In early 2013, another period of escalated tensions in the region, the US sent a nuclear submarine to the region and carried out sorties of nuclear-capable B-2 and B-52 bombers in South Korean airspace. A similar show of force is very possible, the experts suggest.

Pyongyang's latest act of belligerence may even prompt new discussions on the reintroduction of US tactical nuclear weapons into the South. The last such weapons were withdrawn in the early 1990s, although South Korea remains firmly under Washington's nuclear umbrella.

Both governments remain reluctant to push ahead with the reintroduction of US nuclear weapons to the peninsula, but there are some in the South who insist they should remain an option.

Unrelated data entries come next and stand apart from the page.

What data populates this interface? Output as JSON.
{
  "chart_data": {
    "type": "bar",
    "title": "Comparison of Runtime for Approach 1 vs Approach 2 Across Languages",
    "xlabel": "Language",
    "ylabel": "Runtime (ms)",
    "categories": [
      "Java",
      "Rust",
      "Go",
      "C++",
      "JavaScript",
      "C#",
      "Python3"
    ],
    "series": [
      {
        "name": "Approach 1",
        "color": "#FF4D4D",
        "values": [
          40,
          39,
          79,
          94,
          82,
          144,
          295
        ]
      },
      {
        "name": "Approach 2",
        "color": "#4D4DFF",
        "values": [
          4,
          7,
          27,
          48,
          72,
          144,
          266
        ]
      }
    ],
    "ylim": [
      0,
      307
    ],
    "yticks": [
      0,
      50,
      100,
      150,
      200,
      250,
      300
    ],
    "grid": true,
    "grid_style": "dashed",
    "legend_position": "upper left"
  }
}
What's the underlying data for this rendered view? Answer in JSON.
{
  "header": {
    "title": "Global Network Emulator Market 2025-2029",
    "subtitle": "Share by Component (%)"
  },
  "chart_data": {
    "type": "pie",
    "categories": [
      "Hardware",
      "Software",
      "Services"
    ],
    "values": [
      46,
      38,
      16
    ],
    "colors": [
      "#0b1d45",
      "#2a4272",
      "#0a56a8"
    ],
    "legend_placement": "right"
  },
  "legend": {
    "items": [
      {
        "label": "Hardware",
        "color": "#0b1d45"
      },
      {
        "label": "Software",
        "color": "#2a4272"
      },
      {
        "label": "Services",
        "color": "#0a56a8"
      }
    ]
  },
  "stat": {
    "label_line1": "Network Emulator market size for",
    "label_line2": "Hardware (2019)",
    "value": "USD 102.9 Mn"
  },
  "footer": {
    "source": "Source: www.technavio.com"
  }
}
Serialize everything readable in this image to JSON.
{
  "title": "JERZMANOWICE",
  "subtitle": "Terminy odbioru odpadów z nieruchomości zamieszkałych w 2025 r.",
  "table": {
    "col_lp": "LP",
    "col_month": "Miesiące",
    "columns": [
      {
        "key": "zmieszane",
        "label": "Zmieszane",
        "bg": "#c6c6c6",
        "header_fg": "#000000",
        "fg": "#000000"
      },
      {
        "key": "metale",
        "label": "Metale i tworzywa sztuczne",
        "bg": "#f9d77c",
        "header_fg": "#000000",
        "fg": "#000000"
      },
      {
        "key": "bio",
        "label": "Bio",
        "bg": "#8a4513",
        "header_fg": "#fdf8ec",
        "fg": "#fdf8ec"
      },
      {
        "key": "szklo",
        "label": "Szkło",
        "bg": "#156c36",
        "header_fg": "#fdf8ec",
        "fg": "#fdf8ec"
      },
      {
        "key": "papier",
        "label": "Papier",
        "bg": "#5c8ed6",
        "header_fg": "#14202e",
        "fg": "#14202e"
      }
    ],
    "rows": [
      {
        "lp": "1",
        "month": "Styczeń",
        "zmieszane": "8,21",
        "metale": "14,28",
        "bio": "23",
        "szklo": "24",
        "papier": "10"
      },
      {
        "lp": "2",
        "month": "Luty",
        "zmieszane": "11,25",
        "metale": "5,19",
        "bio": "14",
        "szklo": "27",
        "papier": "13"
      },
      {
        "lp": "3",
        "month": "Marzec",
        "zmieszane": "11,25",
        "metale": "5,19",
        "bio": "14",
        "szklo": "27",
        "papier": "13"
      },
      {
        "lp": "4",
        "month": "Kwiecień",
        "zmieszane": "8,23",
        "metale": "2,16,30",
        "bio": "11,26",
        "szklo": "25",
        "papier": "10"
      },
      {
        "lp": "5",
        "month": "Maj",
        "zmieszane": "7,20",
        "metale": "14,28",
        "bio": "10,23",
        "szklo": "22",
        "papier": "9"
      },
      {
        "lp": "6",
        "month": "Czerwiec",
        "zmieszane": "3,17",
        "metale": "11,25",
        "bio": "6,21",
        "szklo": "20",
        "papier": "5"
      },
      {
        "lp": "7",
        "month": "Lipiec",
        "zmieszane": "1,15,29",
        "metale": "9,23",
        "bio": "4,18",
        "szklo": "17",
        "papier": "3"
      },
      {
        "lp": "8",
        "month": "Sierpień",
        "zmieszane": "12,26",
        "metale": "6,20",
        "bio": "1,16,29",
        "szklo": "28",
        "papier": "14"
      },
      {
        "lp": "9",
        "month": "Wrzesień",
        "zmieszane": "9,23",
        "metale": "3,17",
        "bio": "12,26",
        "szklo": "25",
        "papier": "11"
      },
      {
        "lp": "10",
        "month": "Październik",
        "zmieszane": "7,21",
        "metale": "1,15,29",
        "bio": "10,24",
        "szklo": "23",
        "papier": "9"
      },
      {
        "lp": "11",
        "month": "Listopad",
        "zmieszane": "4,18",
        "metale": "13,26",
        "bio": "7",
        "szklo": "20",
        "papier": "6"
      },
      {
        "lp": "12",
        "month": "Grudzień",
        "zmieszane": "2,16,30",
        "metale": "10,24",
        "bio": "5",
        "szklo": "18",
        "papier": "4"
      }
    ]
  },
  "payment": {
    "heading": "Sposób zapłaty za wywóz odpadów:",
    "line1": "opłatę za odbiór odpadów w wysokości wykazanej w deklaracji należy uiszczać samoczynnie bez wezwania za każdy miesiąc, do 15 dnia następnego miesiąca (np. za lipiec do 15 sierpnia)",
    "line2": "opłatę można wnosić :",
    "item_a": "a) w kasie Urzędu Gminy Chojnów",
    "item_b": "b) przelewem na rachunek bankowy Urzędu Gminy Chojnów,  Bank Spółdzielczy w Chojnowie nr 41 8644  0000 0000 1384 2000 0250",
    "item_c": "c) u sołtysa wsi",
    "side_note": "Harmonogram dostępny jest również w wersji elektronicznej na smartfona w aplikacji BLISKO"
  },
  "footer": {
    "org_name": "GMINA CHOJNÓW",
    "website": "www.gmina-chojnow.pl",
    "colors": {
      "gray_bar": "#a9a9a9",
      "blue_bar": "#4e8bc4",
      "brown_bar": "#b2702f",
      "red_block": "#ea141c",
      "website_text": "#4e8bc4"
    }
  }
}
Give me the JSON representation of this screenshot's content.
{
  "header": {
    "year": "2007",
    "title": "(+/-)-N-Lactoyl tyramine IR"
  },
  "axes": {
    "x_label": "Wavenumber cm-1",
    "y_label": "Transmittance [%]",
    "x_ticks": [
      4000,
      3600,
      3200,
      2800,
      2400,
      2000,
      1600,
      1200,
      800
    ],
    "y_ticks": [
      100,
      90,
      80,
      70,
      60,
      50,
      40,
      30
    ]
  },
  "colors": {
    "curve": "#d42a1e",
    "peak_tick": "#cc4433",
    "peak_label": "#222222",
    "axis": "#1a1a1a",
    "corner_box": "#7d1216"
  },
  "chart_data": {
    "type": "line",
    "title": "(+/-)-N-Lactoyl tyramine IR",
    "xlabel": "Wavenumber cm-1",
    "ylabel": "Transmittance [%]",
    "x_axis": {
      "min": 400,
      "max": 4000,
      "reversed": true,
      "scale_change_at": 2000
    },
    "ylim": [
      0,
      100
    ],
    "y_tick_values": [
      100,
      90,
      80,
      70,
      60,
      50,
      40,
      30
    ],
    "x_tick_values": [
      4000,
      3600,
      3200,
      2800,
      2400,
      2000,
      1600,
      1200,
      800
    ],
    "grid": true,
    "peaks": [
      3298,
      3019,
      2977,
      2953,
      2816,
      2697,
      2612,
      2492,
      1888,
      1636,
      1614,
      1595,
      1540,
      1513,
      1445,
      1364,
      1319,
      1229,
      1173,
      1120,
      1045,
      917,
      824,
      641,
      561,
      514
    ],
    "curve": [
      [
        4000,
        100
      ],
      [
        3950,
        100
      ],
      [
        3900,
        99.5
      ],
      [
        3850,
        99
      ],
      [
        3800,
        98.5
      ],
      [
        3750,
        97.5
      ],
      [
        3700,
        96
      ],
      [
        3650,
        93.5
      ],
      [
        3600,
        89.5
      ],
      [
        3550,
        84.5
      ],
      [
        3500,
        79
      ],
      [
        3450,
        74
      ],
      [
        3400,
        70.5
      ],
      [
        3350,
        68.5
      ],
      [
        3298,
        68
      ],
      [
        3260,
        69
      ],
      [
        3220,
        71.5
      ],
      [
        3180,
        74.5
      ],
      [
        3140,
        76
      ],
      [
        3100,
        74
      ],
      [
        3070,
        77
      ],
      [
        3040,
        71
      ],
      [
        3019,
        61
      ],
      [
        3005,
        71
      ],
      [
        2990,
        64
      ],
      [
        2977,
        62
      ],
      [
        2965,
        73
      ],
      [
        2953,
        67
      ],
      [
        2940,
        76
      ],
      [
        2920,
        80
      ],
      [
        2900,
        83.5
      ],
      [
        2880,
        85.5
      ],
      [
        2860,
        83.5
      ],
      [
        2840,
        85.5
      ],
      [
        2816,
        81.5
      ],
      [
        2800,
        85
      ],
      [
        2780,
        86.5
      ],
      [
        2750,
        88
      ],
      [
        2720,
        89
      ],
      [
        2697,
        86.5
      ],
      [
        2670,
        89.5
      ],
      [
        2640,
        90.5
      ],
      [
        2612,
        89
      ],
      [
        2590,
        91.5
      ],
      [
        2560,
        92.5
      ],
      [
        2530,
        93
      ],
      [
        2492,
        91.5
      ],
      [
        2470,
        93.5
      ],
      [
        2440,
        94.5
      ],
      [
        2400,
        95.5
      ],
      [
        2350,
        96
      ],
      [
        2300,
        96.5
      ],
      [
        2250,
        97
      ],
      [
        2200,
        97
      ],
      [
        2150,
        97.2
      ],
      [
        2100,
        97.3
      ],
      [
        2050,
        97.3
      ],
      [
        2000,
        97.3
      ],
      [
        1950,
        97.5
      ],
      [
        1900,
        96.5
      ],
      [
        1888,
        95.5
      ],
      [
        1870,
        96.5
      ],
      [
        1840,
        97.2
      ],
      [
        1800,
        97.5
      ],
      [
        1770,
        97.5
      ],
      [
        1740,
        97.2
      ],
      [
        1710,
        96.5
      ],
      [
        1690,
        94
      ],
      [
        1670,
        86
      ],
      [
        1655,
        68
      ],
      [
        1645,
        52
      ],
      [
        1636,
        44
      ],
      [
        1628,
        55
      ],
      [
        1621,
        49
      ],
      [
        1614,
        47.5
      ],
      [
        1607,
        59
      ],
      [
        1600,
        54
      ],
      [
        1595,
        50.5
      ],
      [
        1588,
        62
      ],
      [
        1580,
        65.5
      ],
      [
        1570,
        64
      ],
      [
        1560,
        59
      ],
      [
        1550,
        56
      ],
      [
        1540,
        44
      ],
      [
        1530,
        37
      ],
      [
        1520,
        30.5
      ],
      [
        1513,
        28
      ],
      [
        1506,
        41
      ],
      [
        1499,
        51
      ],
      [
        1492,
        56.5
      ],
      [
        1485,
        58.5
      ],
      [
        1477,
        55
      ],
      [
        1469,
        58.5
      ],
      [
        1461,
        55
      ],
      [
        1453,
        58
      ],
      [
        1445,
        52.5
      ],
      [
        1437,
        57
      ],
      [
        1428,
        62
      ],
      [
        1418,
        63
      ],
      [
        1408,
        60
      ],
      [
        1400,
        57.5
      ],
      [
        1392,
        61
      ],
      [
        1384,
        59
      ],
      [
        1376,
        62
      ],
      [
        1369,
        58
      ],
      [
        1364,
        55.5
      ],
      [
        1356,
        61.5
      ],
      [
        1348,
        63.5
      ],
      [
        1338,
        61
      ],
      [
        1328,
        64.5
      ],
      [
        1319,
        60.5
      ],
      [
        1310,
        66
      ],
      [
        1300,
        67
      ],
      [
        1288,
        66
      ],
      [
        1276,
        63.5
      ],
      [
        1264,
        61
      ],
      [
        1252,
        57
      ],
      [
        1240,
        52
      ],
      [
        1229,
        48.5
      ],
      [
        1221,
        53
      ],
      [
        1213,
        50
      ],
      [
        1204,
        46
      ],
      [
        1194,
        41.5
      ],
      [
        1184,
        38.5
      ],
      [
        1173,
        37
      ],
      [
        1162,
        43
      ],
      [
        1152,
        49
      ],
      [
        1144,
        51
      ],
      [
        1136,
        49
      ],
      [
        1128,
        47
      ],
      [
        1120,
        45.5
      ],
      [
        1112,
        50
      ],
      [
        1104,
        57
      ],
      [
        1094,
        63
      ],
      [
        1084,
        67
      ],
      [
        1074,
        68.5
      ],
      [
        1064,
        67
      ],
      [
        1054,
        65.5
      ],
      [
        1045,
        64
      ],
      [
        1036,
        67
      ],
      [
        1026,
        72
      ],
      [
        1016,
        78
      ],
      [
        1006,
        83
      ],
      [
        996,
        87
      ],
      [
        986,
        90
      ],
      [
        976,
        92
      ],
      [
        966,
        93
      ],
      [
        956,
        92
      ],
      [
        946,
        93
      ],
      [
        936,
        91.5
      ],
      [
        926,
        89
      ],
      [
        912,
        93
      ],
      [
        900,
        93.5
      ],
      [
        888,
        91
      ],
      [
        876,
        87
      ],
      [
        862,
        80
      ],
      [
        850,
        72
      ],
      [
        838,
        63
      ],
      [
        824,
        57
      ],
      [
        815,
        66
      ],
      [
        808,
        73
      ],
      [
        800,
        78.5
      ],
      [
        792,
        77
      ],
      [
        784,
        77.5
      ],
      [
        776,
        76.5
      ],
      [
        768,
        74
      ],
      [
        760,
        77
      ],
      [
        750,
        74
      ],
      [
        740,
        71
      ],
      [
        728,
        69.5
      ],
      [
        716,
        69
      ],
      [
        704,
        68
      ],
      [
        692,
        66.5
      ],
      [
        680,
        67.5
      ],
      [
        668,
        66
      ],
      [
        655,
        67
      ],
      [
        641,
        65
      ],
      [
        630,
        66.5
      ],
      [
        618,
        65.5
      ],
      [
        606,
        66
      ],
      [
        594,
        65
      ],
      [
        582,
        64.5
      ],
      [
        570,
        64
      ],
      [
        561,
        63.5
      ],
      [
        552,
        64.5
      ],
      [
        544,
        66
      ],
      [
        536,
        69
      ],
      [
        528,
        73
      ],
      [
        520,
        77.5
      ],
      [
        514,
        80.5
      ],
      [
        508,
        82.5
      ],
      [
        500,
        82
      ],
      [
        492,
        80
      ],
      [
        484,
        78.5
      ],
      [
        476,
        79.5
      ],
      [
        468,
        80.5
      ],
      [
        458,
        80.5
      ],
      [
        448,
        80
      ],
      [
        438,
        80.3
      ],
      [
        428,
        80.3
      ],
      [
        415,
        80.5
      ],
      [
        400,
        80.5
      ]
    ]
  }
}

"The US and South Korea are being intentionally vague on their possible reactions, but it is likely that they are considering exo-atmospheric interceptors," Lance Gatling, a defence analyst and president of Nexial Research Inc, said. "They are involved in a strategic and diplomatic tit-for-tat at the moment, with the North's nuclear test raising the technical and threat levels, meaning the South and the US have to respond by raising their defence levels."

North Korea took the world by surprise when it announced on Wednesday that it had successfully tested a hydrogen bomb. Although most analysts doubt the claim, and seismic data suggests it was more likely to have been a less powerful atomic bomb of the sort it has detonated three times before, the test provoked a wave of international condemnation.

Han Min-koo, the South Korean defence minister, said the military was exploring possible responses to the latest North Korean provocation, including resuming propaganda broadcasts through loudspeakers across the Demilitarised Zone that divides the two nations.

Similar broadcasts triggered a brief exchange of artillery fire in August of last year.

Provocative

Washington has reiterated its "ironclad defence commitment" to South Korea during a telephone discussion between Mr Han and Ashton Carter, the US defence secretary, with Yonhap News reporting that the agreement "includes all kinds of extended deterrence assets".

John Kerry, the US secretary of state, confirmed Washington's position that the test was a "highly provocative act" and an unacceptable challenge to the international community, as well as a clear violation of UN Security Council resolutions on North Korea for its nuclear and missile programmes.

President Barack Obama also held talks with Shinzo Abe, the Japanese prime minister, in which he reaffirmed the US commitment to Japan's security. The two leaders agreed to "work together to forge a united and strong international response to North Korea's reckless behaviour", the White House said.